Terpenoids are an important class of multi-unsaturated volatile organic compounds emitted to the atmosphere. During their oxidation in the troposphere, unsaturated peroxy radicals are formed, which may undergo ring closure reactions by an addition of the radical oxygen atom on either of the carbons in the C=C double bond. This study describes a quantum chemical and theoretical kinetic study of the rate of ring closure, finding that the reactions are comparatively fast with rates often exceeding 1 s(-1) at room temperature, making these reactions competitive in low-NOx environments and allowing for continued autoxidation by ring closure. A structure-activity relationship (SAR) is presented for 5- to 8-membered ring closure in unsaturated RO2 radicals with aliphatic substituents, with some analysis of the impact of oxygenated substituents.
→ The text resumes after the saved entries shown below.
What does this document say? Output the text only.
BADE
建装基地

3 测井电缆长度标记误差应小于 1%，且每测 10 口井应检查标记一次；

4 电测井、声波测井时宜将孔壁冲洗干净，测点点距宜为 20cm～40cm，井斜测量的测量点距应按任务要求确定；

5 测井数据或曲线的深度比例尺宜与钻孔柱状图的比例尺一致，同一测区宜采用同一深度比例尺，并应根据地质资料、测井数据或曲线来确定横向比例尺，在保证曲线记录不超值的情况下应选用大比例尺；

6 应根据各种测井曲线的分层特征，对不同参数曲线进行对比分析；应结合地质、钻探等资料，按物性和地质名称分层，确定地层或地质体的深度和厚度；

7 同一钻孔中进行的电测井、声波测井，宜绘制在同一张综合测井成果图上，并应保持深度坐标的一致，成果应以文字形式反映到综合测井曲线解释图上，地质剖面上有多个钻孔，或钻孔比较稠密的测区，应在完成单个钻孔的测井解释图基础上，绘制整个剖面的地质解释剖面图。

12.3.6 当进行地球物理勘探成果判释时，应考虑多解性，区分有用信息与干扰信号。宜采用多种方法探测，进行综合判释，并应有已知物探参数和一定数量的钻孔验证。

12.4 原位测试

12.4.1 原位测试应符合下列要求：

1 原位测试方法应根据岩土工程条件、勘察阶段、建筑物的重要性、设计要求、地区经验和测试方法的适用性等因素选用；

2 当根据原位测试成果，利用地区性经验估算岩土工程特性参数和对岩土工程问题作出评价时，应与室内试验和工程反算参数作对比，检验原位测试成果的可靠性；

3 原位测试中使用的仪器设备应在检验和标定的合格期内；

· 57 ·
H-migration in the cycloperoxide peroxy radicals formed after the ring closure was found to be comparatively slow for unsubstituted RO2 radicals. In the related cycloperoxide alkoxy radicals, migration of H-atoms implanted on the ring was similarly found to be slower than for non-cyclic alkoxy radicals and is typically not competitive against decomposition reactions that lead to cycloperoxide ring breaking. Ring closure reactions may constitute an important reaction channel in the atmospheric oxidation of terpenoids and could promote continued autoxidation, though the impact is likely to be strongly dependent on the specific molecular backbone.

Automated summary

Terpenoids are important volatile organic compounds emitted into the atmosphere, where they undergo ring closure reactions in the troposphere, competing in low-NOx environments and allowing for continued autoxidation. Quantum chemical and theoretical kinetic studies show that these reactions are usually fast, with some analysis on the impact of oxygenated substituents. H-migration in cycloperoxide peroxy radicals is found to be slower for unsubstituted RO2 radicals, while in cycloperoxide alkoxy radicals, the migration of H-atoms on the ring is slower and typically not competitive against decomposition reactions.